I wish I had written more often - especially in the last three months. It would have eased the weariness, the anger, the helplessness and sadness within, which threatened to overwhelm me during this period. It all began when the patent ordinance was promulgated by the Indian government on Sunday, 26th December amending the Patent Act 1970, in accordance with the WTO (World Trade Organisation). The people of India were reeling then after the Tsunami’s fury. In January 2005, the Minister of Commerce said on television that 97% of essential drugs would not come under the ordinance. Only 3% of drugs would be patented, he said. My family started feeling uneasy and worried. Would drugs for treating schizophrenia be included in the 3%? The quest then began. I contacted the Ministry of Commerce and asked them for the list of 3% drugs which would be patented and the list of essential drugs which would not be patented. I was told to contact the Ministry of Industrial Promotion & Policy. They said they did not know and to contact Ministry of Patents. There I was told to speak to the Under Secretary, ‘the architect of the patent amendment’ as one of them said. The Under Secretary enthusiastically talked about patented software, patented detergents which would be cheaper and available to all in India. When I asked him about the impact on the prices of drugs he said, ‘Most people in India do not have enough food to live on. How could they think about drugs? Food is a far more important issue. Who will worry about medicines when they don’t have food? Have you thought about that...’ he went on and on. When I asked me to give me the list of drugs, he told me to contact the Health Ministry. The Health Ministry told me to contact the Drug controller of India.

The corridors of the building where the drug controller of India sits are dusty and daunting. I was amazed that this gentleman had agreed to talk to me for half an hour for mental illness is still regarded even by the most educated in India - as the result of moral failings or poor will power. Most people do not know that they are legitimate illnesses that are responsive to medical treatment. The drug controller fortunately was aware of the nature of these illnesses of the brain. However when I showed him the difference in prices of the generic drugs manufactured in India with the prices of patented drugs in USA, he was taken aback.(Patented drugs are upto hundred times costlier) The prices of the drugs in USA were mailed to me by a wonderful, understanding mother in Oregon who spent days on the road to get the prices of various second generation patented drugs. I had met this mother on this site and she understood so well our fears. However the meeting with the drug controller did not allay these fears. Although punctual and polite, he looked harried but gave some answers.
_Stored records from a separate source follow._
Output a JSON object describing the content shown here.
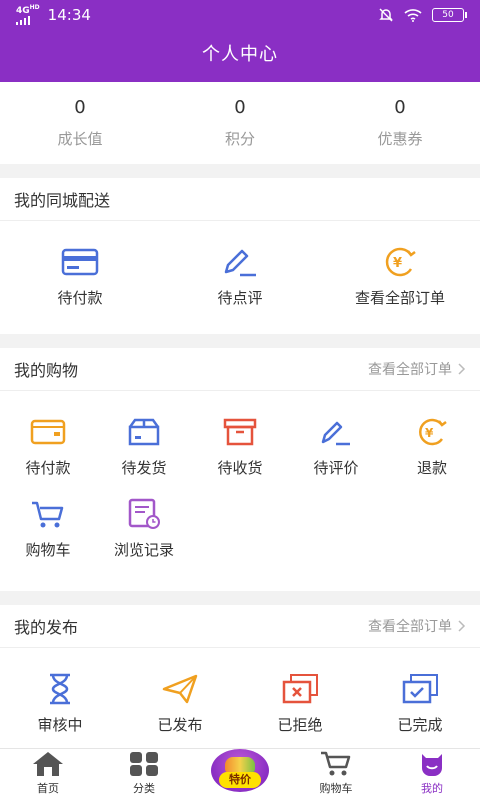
{
  "status_bar": {
    "network": "4G",
    "network_sub": "HD",
    "time": "14:34",
    "battery": "50"
  },
  "header": {
    "title": "个人中心"
  },
  "stats": [
    {
      "value": "0",
      "label": "成长值"
    },
    {
      "value": "0",
      "label": "积分"
    },
    {
      "value": "0",
      "label": "优惠券"
    }
  ],
  "delivery": {
    "title": "我的同城配送",
    "items": [
      {
        "label": "待付款",
        "icon": "card-icon"
      },
      {
        "label": "待点评",
        "icon": "pen-icon"
      },
      {
        "label": "查看全部订单",
        "icon": "yen-coin-icon"
      }
    ]
  },
  "shopping": {
    "title": "我的购物",
    "more": "查看全部订单",
    "items": [
      {
        "label": "待付款",
        "icon": "wallet-icon"
      },
      {
        "label": "待发货",
        "icon": "box-icon"
      },
      {
        "label": "待收货",
        "icon": "package-icon"
      },
      {
        "label": "待评价",
        "icon": "pen-icon"
      },
      {
        "label": "退款",
        "icon": "yen-coin-icon"
      },
      {
        "label": "购物车",
        "icon": "cart-icon"
      },
      {
        "label": "浏览记录",
        "icon": "history-icon"
      }
    ]
  },
  "publish": {
    "title": "我的发布",
    "more": "查看全部订单",
    "items": [
      {
        "label": "审核中",
        "icon": "hourglass-icon"
      },
      {
        "label": "已发布",
        "icon": "paper-plane-icon"
      },
      {
        "label": "已拒绝",
        "icon": "rejected-icon"
      },
      {
        "label": "已完成",
        "icon": "completed-icon"
      }
    ]
  },
  "tabbar": {
    "items": [
      {
        "label": "首页",
        "icon": "home-icon"
      },
      {
        "label": "分类",
        "icon": "category-icon"
      },
      {
        "label": "特价",
        "icon": "promo-icon"
      },
      {
        "label": "购物车",
        "icon": "cart-icon"
      },
      {
        "label": "我的",
        "icon": "profile-icon"
      }
    ],
    "active": "我的"
  },
  "colors": {
    "brand": "#8a2fc4",
    "blue": "#4a6fd8",
    "orange": "#f0a020",
    "red": "#e5533c"
  }
}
He said that some drugs will become costlier ... Phase II and Phase I clinical trials are not being done in India... Government cannot buy patents unless there is a health emergency, otherwise it could get into litigation with the drug companies. He got impatient when I repeatedly asked him about the impact of the ordinance on the prices of drugs for treating serious mental illness. It was a strange meeting for a chord was struck when I told him that the legacy we wanted to leave behind was not the same as other mortals – we wanted our loved ones to have access to drugs that would enable them and reduce their suffering. He said that he had a relative who suffered from this illness. The meeting of half an hour stretched to an hour as we talked about a common struggle. I could gather that the pricing of drugs involved six ministries and there seemed to be a lot of confusion since the ordinance had not been tabled in parliament. He told his secretary to take me to the office of the National Consultant of Mental health which was in another room in the same building. This was during the month of January. I shall write about that later for its almost 2 a.m. today.